I didn't criticize it. I merely pointed out that the original claim that is being disputed in the thread is one that says there is nothing wrong. You can agree with the OP that nothing is wrong, or you can disagree, by pointing to counterexamples of things that are wrong. A discussion of what is right with the economy can be had in a separate thread.
 
  • #388
kronon said:
Its very easy to take for granted what is right with the US economy.
Well said kronon, that is something wrong with the US economy.
 
  • #389
Define economy...
 
  • #390
MARKET SNAPSHOT
Stocks falter as sell orders kick in after Fed speaks
Central bank's move into commercial-paper market gives only short-term lift
NEW YORK (MarketWatch) -- U.S. stocks on Tuesday declined for a fifth session straight, extending a sharp sell-off that has the major indexes trading at or near four-year lows, as investors found little relief in the Federal Reserve's latest steps to ease frozen credit markets.

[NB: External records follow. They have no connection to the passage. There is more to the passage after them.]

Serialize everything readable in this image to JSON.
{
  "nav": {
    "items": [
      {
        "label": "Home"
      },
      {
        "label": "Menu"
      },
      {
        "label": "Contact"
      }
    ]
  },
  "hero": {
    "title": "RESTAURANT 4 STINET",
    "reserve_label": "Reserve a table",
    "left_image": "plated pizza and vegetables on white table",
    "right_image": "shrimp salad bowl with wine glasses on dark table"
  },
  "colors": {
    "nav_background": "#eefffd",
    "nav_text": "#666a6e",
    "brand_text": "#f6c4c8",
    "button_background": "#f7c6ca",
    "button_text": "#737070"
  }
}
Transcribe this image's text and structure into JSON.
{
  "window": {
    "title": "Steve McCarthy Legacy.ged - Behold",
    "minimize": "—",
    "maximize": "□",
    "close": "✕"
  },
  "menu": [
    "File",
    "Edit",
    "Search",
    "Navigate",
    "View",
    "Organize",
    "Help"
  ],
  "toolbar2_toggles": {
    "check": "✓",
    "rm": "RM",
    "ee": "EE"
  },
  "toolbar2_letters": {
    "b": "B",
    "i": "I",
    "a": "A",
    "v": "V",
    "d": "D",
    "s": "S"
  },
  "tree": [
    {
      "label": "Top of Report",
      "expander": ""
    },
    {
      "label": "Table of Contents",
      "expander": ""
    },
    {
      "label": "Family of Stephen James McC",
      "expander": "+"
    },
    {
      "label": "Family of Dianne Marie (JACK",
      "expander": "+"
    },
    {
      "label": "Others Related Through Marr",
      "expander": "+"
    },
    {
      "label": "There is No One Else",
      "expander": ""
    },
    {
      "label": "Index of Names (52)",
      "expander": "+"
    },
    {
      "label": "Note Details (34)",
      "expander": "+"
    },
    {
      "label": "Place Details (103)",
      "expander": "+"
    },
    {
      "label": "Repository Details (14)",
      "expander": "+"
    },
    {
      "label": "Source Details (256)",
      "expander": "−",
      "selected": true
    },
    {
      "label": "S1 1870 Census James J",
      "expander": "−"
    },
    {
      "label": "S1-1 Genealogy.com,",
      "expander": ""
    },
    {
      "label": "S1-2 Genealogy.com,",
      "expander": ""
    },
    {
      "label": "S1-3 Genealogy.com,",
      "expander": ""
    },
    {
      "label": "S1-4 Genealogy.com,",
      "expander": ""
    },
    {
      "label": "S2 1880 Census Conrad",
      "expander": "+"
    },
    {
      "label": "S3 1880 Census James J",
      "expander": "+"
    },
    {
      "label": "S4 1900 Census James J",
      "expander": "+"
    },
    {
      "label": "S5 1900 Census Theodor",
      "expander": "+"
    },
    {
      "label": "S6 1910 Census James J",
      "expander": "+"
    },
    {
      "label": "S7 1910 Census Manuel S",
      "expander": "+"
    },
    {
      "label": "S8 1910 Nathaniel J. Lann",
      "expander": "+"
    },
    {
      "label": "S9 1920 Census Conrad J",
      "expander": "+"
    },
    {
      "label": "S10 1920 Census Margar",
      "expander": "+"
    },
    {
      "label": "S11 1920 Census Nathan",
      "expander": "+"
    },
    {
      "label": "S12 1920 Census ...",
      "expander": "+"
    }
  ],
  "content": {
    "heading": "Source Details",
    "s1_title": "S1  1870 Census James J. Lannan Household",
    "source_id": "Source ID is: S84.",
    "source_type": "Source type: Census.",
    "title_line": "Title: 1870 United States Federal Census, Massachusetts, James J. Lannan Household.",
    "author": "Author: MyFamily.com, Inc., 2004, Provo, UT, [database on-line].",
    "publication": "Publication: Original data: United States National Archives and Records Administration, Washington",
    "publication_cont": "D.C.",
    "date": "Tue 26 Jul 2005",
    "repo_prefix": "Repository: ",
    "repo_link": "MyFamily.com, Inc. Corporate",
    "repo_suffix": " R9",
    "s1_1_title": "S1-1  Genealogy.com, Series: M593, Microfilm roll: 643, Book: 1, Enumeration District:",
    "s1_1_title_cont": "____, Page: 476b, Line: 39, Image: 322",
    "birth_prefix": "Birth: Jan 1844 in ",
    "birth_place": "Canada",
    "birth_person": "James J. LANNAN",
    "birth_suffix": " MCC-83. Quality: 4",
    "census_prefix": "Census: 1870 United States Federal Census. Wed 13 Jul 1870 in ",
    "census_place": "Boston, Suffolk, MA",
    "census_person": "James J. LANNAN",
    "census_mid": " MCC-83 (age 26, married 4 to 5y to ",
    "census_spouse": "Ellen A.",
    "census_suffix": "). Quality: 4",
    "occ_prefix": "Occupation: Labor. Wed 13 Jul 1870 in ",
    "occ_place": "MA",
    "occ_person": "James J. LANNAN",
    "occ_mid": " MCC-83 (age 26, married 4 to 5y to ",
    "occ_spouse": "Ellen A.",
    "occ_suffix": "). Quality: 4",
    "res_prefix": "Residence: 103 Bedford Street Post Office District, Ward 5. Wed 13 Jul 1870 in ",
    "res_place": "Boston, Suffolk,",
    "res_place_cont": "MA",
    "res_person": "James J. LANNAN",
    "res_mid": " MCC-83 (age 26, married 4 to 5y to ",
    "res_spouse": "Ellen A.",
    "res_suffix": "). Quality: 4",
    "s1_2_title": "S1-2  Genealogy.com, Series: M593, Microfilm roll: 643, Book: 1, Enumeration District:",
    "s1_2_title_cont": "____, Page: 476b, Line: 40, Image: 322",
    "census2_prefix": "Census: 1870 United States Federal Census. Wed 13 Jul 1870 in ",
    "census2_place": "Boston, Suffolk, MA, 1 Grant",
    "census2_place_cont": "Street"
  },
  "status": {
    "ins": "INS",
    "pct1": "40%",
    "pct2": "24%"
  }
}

Equities remained sharply lower as minutes from the Federal Reserve's last formal meeting revealed rate cuts were put on the table at the mid-September gathering, and after Fed Chairman Ben Bernanke in a speech opened the door for a possible interest-rate cut soon.

Earlier, the Fed announced it would buy unsecured commercial paper in an effort to restart a market that has virtually shut down in recent weeks.
. . . .
"We have to keep in mind that we rallied about 400 points yesterday from the lows, and we have a 'sell-on-any news mentality.' This particular news from the Fed will help in the short term... to keep yesterday's bottom in place," said Peter Bookvar, equity strategist at Miller Tabak.
And, "how aggressive are you going to be ahead of earnings season?" asks Bookvar. "We have such frayed nerves; people are afraid to jump in no matter what."
. . .
This is getting silly.

Bernanke is now talking a rate cut. The market seems to have ignored the action to buy commercial paper. It seems that any intervention is taken as a sign that the situation is worse than it it - and the situation does become worse for the stock markets. :rolleyes:

BTW - Morgan Stanley shares plummet with doubts over Mitsubishi deal cited - :rolleyes:

Of the Dow's 30 components, all but two posted losses, with the Dow's biggest laggard proving to be Bank of America Corp. ExxonMobil is the only stock increasing at the moment.